Les pavillons de la cité sont murés au fur et à mesure. Drôle d'ambiance pour les dernières familles qui y vivent.
> ATD peine de plus en plus à trouver des logements ordinaires pour ses familles très modestes. Emmaüs aussi.
> Emmaüs veut renouveler ses 43 familles locataires. Pourquoi imposer tous ces déménagements à des familles de longue date attachées au quartier ?
> Après une enquête faite auprès de chacun de ces ménages et deux réunions publiques, leurs préférences sont censées être identifiées. Pourtant, malgré leur attachement au quartier, les financeurs (Etat, Commune, Emmaüs) prévoient leur relogement à moitié sur la commune et à moitié ailleurs. En fait aucune proposition de relogement n'a été faite dans la commune. Certes la dizaine de familles relogées seraient contentes de leur déménagement. Mais on comprend l'angoisse des autres familles. Le bailleur est censé leur faire des propositions de relogement adaptées mais le loyer montera certainement.
Revendiquons le droit au logement et le droit à la ville !
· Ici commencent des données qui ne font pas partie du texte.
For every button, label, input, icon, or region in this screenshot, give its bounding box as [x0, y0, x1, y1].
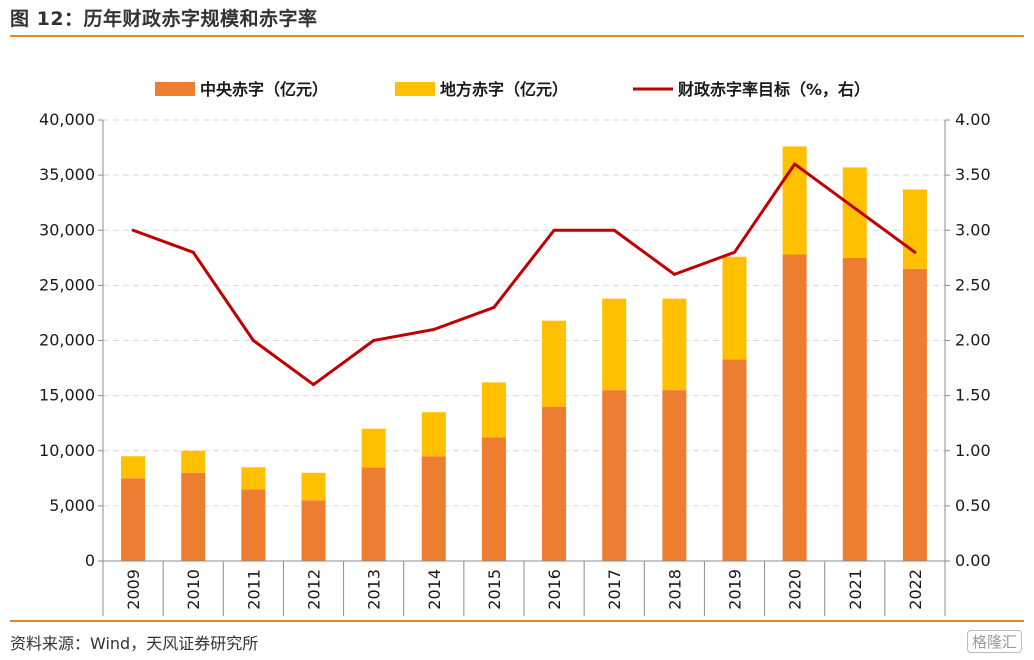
deficit-ratio-point: [733, 250, 736, 254]
right-axis-tick-label: 0.00: [955, 551, 991, 570]
right-axis-tick-label: 2.50: [955, 275, 991, 294]
left-axis-tick-label: 35,000: [39, 165, 95, 184]
central-deficit-bar: [722, 359, 747, 561]
x-axis-tick-label: 2022: [906, 569, 925, 610]
x-axis-tick-label: 2010: [184, 569, 203, 610]
legend-label-ratio: 财政赤字率目标（%，右）: [677, 80, 870, 99]
deficit-ratio-point: [552, 228, 556, 232]
central-deficit-bar: [842, 257, 867, 561]
axes: 0 5,000 10,000 15,000 20,000 25,000 30,000 35,0…: [39, 110, 991, 616]
x-axis-tick-label: 2011: [244, 569, 263, 610]
x-axis-tick-label: 2012: [305, 569, 324, 610]
central-deficit-bar: [421, 456, 446, 561]
watermark-logo: 格隆汇: [966, 630, 1022, 653]
local-deficit-bar: [121, 456, 146, 479]
left-axis-tick-label: 5,000: [49, 496, 95, 515]
legend-swatch-central: [155, 82, 195, 96]
gridlines: [103, 119, 945, 507]
line-series: [131, 162, 917, 387]
right-axis-tick-label: 2.00: [955, 331, 991, 350]
right-axis-tick-label: 0.50: [955, 496, 991, 515]
local-deficit-bar: [301, 472, 326, 501]
chart-canvas: 0 5,000 10,000 15,000 20,000 25,000 30,000 35,0…: [39, 80, 991, 616]
x-axis-tick-label: 2019: [726, 569, 745, 610]
deficit-ratio-line: [132, 162, 916, 387]
x-axis-tick-label: 2014: [425, 569, 444, 610]
local-deficit-bar: [241, 467, 266, 490]
chart-title: 图 12：历年财政赤字规模和赤字率: [10, 8, 318, 30]
local-deficit-bar: [662, 298, 687, 391]
deficit-ratio-point: [793, 162, 797, 166]
deficit-ratio-point: [853, 206, 857, 210]
x-axis-tick-label: 2016: [545, 569, 564, 610]
left-axis-tick-label: 0: [85, 551, 95, 570]
local-deficit-bar: [602, 298, 627, 391]
local-deficit-bar: [181, 450, 206, 473]
local-deficit-bar: [542, 320, 567, 407]
deficit-ratio-point: [492, 305, 496, 309]
deficit-ratio-point: [372, 339, 376, 342]
central-deficit-bar: [662, 390, 687, 561]
central-deficit-bar: [902, 268, 927, 561]
local-deficit-bar: [722, 256, 747, 360]
central-deficit-bar: [542, 406, 567, 561]
title-divider: [10, 35, 1024, 37]
deficit-ratio-point: [432, 327, 436, 331]
left-axis-tick-label: 30,000: [39, 220, 95, 239]
x-axis-tick-label: 2018: [665, 569, 684, 610]
central-deficit-bar: [181, 472, 206, 561]
x-axis-tick-label: 2020: [786, 569, 805, 610]
source-divider: [10, 620, 1024, 622]
deficit-ratio-point: [131, 228, 135, 232]
deficit-ratio-point: [312, 383, 315, 387]
deficit-ratio-point: [913, 250, 917, 254]
central-deficit-bar: [121, 478, 146, 561]
right-axis-tick-label: 1.00: [955, 441, 991, 460]
right-axis-tick-label: 3.00: [955, 220, 991, 239]
deficit-ratio-point: [251, 339, 255, 342]
x-axis-tick-label: 2013: [365, 569, 384, 610]
deficit-ratio-point: [191, 250, 195, 254]
local-deficit-bar: [902, 189, 927, 269]
left-axis-tick-label: 15,000: [39, 386, 95, 405]
left-axis-tick-label: 40,000: [39, 110, 95, 129]
deficit-ratio-point: [612, 228, 616, 232]
left-axis-tick-label: 20,000: [39, 331, 95, 350]
right-axis-tick-label: 4.00: [955, 110, 991, 129]
local-deficit-bar: [481, 382, 506, 438]
left-axis-tick-label: 10,000: [39, 441, 95, 460]
left-axis-tick-label: 25,000: [39, 275, 95, 294]
central-deficit-bar: [782, 254, 807, 561]
legend-swatch-local: [395, 82, 435, 96]
central-deficit-bar: [481, 437, 506, 561]
local-deficit-bar: [421, 412, 446, 457]
bar-series: [121, 146, 927, 561]
x-axis-tick-label: 2015: [485, 569, 504, 610]
legend-label-local: 地方赤字（亿元）: [440, 80, 568, 99]
legend: 中央赤字（亿元） 地方赤字（亿元） 财政赤字率目标（%，右）: [155, 80, 870, 99]
x-axis-tick-label: 2009: [124, 569, 143, 610]
central-deficit-bar: [301, 500, 326, 561]
legend-label-central: 中央赤字（亿元）: [200, 80, 328, 99]
x-axis-tick-label: 2021: [846, 569, 865, 610]
local-deficit-bar: [361, 428, 386, 468]
x-axis-tick-label: 2017: [605, 569, 624, 610]
central-deficit-bar: [361, 467, 386, 561]
central-deficit-bar: [602, 390, 627, 561]
source-note: 资料来源：Wind，天风证券研究所: [10, 634, 259, 653]
right-axis-tick-label: 3.50: [955, 165, 991, 184]
central-deficit-bar: [241, 489, 266, 561]
right-axis-tick-label: 1.50: [955, 386, 991, 405]
deficit-ratio-point: [672, 272, 676, 276]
Le vrai problème est celui d'une pénurie régionale du logement. Les pouvoirs publics renoncent à redistribuer les richesses et à réquisitionner les terrains et les bâtiments. Le logement social ne sert plus qu'à éviter l'expulsion des classes moyennes hors des centres. Dans ce cadre, nous reprenons les revendications d'ATD, en plus de l'exigence de maintien de ses capacités d'accueil : un logement digne pour tout le monde et un quartier agréable pour vivre ensemble. Le droit au logement et le droit à la ville s'obtiendront par une lutte solidaire sur les projets urbains du quartier mais aussi et surtout sur les politiques de logement, des décisions de la mairie de Noisy jusqu'aux lois nationales.